Wow. It’s been almost 2 years. A lot can happen in 2 years. Lives can change, people can grow, horrible tragedies can happen….
…yeah some of that happened but let’s not get crazy here. It’s really not all that exciting. In fact it’s kinda downright boring.
So last I posted I was moving to Seattle. Yay for me! Holy crap that was a long time ago. Sorry I just can’t get over that. Yeah I moved to Seattle for 10 months and decided that I would be insane to continue living there. Depressed infertile divorcing people should not move to Seattle. There should be a law about it. The sky is a unique shade of grey. Let’s just leave it at that because there is good and bad up there but overall I had a hard time. (And to be fair to the lovely residents of Seattle, I wasn’t in my right mind. Don’t hate me for hating Seattle during a crisis ok? I was getting a divorce after years of infertility. Remember? Yeah.)
Fuck I dont know where to begin here. Nothing is the same. Literally nothing. Will bullets help? Yeah let’s try that:
– moved to seattle
– started hanging out with old grunge rock stars
– hated seattle
– got a call/job offer to move back to Cali
– moved back to Cali and started over
– bought a house for me and the kids (Sandy and Monster)
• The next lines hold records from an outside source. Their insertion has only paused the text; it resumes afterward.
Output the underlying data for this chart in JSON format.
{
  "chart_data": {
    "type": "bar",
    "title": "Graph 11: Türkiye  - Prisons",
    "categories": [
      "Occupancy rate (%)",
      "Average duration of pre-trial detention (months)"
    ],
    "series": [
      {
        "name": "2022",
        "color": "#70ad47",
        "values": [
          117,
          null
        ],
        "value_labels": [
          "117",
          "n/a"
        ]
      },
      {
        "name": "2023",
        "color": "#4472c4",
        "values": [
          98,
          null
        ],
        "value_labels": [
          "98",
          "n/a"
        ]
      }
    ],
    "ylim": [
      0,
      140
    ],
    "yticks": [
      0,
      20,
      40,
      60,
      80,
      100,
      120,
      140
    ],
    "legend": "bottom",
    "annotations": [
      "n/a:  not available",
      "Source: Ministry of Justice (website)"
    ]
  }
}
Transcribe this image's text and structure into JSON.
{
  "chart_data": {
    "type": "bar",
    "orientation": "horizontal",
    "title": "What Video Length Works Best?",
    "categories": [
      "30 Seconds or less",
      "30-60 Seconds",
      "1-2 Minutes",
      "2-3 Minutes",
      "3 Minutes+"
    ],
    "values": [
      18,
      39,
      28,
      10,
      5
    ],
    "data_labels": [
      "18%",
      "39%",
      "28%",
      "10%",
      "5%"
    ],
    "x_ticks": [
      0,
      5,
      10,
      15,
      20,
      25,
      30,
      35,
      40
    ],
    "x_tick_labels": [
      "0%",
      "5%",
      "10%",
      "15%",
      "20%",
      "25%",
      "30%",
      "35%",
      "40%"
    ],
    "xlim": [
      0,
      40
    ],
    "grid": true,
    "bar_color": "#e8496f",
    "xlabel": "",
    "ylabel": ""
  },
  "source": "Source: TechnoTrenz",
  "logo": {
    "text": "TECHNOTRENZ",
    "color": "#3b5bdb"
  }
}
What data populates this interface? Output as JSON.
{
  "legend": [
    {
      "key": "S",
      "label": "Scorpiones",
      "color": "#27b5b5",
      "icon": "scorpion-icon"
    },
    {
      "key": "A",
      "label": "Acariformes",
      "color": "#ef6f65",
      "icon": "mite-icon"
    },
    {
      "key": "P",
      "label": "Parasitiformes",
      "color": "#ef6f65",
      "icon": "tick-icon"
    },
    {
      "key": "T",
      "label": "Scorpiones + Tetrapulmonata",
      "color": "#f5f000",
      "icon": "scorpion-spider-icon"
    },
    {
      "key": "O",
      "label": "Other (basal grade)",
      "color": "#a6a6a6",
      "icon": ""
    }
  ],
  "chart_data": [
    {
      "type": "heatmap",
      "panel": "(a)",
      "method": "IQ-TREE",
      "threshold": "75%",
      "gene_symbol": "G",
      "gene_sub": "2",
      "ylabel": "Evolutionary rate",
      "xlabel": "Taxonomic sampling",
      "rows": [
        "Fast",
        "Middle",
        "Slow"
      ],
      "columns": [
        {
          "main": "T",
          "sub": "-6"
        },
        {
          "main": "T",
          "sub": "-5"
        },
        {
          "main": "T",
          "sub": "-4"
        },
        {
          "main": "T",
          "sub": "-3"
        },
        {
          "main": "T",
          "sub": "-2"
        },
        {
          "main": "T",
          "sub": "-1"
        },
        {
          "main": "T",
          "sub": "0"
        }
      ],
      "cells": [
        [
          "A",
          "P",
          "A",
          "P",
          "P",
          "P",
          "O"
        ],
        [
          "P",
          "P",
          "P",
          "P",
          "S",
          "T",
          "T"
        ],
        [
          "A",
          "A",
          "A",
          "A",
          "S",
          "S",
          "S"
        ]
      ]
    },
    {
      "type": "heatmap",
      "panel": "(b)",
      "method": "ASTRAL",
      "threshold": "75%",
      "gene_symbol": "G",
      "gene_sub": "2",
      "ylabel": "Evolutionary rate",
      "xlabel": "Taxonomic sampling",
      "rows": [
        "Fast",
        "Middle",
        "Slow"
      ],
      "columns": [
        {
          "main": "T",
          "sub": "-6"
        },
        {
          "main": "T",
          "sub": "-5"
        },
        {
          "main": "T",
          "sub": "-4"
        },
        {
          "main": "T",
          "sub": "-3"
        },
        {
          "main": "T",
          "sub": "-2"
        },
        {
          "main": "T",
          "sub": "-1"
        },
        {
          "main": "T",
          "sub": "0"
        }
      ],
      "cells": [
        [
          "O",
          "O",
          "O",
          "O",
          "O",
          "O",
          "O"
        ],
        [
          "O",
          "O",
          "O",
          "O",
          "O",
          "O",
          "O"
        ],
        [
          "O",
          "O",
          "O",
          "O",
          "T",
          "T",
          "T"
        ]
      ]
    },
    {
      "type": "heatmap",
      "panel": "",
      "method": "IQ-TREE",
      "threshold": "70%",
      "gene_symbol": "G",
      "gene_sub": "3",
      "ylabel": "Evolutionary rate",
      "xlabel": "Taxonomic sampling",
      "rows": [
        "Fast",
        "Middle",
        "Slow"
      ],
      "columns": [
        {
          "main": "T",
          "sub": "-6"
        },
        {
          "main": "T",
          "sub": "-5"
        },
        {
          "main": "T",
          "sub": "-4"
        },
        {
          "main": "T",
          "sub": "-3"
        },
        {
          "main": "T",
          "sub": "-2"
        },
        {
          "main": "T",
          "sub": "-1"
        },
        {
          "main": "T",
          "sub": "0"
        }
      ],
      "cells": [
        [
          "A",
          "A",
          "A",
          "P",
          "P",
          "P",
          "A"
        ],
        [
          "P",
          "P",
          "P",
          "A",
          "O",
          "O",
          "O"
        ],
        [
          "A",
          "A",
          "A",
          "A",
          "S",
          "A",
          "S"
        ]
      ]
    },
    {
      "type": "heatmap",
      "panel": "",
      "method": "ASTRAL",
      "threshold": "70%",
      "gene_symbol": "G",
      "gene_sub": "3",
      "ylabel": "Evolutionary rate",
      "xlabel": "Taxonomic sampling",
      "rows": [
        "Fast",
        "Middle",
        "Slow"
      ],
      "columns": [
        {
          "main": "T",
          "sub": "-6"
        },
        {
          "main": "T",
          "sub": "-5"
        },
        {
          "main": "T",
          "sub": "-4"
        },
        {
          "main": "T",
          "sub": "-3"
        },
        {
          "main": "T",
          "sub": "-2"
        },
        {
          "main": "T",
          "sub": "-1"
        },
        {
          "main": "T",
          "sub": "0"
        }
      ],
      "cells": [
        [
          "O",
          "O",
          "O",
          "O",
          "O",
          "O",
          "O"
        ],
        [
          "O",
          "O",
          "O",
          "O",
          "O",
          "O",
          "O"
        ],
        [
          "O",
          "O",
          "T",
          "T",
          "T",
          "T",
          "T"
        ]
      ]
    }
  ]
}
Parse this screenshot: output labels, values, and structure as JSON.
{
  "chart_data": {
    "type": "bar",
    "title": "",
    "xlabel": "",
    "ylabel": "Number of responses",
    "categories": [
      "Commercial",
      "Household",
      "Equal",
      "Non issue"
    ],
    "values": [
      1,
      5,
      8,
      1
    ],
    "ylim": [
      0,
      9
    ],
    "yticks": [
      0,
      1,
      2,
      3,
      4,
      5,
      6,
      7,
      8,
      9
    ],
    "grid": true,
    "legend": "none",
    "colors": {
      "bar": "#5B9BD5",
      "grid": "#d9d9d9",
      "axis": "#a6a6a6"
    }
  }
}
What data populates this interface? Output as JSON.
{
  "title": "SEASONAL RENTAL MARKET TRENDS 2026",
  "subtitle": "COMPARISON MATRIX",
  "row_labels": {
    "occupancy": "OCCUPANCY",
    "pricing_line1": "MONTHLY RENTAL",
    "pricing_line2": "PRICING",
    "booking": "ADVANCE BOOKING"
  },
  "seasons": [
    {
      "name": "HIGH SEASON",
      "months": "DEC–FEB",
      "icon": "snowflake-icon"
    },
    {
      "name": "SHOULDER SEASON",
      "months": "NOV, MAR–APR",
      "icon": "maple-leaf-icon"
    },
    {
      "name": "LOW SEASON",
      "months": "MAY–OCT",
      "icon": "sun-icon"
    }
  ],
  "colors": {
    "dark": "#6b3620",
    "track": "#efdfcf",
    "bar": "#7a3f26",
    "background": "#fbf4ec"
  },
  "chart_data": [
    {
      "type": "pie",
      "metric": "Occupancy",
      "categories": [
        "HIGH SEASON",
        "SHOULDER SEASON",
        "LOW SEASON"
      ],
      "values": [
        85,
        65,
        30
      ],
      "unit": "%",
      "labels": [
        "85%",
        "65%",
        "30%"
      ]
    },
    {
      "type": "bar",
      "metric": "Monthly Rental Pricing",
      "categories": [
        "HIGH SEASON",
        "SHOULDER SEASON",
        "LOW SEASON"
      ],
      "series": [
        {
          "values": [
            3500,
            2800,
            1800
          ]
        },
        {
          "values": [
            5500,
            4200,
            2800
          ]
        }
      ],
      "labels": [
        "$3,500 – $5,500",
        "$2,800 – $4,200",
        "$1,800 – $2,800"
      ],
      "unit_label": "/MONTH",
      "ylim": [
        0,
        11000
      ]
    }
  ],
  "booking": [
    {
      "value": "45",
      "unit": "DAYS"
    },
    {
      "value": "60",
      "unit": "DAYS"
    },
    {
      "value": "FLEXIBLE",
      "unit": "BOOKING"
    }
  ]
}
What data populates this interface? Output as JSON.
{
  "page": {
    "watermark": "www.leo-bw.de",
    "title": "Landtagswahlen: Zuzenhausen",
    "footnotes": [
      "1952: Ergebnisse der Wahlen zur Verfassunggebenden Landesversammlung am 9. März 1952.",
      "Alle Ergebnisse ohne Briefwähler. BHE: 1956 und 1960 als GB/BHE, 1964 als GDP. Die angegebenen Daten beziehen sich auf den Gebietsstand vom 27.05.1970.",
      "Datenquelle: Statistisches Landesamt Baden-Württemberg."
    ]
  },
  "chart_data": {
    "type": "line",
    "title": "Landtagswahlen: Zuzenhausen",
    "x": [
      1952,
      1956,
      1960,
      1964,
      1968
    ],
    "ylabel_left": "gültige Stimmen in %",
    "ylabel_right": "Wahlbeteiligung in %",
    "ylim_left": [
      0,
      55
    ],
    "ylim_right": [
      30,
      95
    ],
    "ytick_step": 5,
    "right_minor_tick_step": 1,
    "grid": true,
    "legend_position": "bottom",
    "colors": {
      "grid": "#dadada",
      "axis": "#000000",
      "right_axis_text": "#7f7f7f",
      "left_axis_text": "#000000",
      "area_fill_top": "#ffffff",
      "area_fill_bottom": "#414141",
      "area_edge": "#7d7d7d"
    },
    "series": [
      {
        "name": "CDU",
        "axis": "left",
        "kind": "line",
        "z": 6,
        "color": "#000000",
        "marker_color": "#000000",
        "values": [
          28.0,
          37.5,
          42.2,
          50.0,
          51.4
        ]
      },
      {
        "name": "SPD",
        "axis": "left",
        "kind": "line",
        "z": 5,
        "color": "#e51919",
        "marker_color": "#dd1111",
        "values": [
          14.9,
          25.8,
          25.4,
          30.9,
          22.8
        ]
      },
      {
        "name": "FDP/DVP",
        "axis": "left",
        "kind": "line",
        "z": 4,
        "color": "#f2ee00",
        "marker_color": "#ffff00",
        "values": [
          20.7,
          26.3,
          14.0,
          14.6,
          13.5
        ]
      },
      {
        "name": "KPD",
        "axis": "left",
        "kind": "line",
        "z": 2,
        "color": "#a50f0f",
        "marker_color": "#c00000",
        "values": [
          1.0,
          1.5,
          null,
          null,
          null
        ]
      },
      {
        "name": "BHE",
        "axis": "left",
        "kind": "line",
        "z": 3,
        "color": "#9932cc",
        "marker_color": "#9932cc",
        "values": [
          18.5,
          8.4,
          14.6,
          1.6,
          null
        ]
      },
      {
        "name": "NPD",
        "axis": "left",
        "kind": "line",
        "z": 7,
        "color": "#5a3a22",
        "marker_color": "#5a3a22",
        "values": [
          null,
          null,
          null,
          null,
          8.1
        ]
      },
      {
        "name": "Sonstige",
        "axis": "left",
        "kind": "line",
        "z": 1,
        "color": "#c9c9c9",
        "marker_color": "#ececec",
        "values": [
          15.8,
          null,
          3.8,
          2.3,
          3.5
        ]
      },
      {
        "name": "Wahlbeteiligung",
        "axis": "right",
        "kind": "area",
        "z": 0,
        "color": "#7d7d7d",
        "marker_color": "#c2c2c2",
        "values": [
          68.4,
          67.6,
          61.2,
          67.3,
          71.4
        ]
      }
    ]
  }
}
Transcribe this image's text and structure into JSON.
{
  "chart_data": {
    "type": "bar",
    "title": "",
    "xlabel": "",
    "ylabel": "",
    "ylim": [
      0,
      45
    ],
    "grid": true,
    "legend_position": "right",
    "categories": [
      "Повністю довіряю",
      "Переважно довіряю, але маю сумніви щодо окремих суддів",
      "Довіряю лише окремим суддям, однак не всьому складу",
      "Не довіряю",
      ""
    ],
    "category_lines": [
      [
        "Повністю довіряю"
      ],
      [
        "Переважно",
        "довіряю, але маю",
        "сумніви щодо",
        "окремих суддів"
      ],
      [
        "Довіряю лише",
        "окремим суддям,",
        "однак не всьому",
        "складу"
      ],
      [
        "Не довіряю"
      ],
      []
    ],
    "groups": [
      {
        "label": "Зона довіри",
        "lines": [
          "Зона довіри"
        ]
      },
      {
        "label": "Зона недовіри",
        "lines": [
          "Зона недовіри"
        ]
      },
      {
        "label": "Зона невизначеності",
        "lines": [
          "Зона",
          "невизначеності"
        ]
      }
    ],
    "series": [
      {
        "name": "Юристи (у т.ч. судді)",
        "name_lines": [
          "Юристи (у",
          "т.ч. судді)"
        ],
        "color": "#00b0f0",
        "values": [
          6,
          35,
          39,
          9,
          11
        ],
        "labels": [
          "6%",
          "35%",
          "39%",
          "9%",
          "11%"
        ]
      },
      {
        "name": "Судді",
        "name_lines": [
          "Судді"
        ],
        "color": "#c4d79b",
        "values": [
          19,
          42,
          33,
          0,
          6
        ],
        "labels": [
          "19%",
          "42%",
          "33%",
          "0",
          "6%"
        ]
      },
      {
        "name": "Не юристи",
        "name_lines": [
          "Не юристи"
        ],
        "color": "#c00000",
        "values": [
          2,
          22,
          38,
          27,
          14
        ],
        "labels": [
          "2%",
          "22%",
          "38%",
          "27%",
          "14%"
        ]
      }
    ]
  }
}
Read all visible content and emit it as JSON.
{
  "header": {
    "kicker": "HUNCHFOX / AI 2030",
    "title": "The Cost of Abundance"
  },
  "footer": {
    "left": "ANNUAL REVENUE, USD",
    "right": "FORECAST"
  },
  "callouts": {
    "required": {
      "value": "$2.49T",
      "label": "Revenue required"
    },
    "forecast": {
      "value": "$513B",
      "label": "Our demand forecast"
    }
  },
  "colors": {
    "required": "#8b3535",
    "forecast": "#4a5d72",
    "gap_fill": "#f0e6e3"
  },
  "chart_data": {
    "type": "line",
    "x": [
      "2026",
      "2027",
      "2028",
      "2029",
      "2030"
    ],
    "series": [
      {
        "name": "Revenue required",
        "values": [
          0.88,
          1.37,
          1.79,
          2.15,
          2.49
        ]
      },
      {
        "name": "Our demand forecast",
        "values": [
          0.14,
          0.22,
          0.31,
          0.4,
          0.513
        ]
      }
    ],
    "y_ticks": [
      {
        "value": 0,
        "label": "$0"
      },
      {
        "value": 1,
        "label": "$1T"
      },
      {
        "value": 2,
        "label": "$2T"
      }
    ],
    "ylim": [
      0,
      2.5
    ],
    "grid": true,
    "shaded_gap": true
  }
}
– stayed in touch with Mark and had INSANE-reality-tv-show-style-drama-that-didn’t-really-effect-me-personally-but-woah-was-fucking-crazy-because-his-life-has-fallen-completely-apart
– got fired from new job (oh there will be a post about this…)
– started working for baby company. Ironic? Umm yes
-lost 57 pounds
– Sandy died
– world ended
…so we caught up now? Yeah I think we may have glossed over a few things but perhaps this list can serve as gigantic chapters haha.
One thing I’d like to point out to the world that really I should keep to myself is that I have been single this entire time. Yup. I’m lame. Total loser right over here. I might regret this post in the morning LOL.
So for now I guess all I can say is that I’m back. Not sure this blog makes sense for my life anymore, but maybe feedback? No. I’m not trying to have a baby anymore. For now. Or ever? God I dont know.
Anyway…I am considering reinventing the babybound blog. It’s not the same and I am certainly many phases backwards from said original goal, but could this be a playground for ridiculous banter about my completely ironic job choice? Maybe? Or maybe you can all laugh at my absolutely ridiculous life of singleton after infertility. That works for me. Thoughts?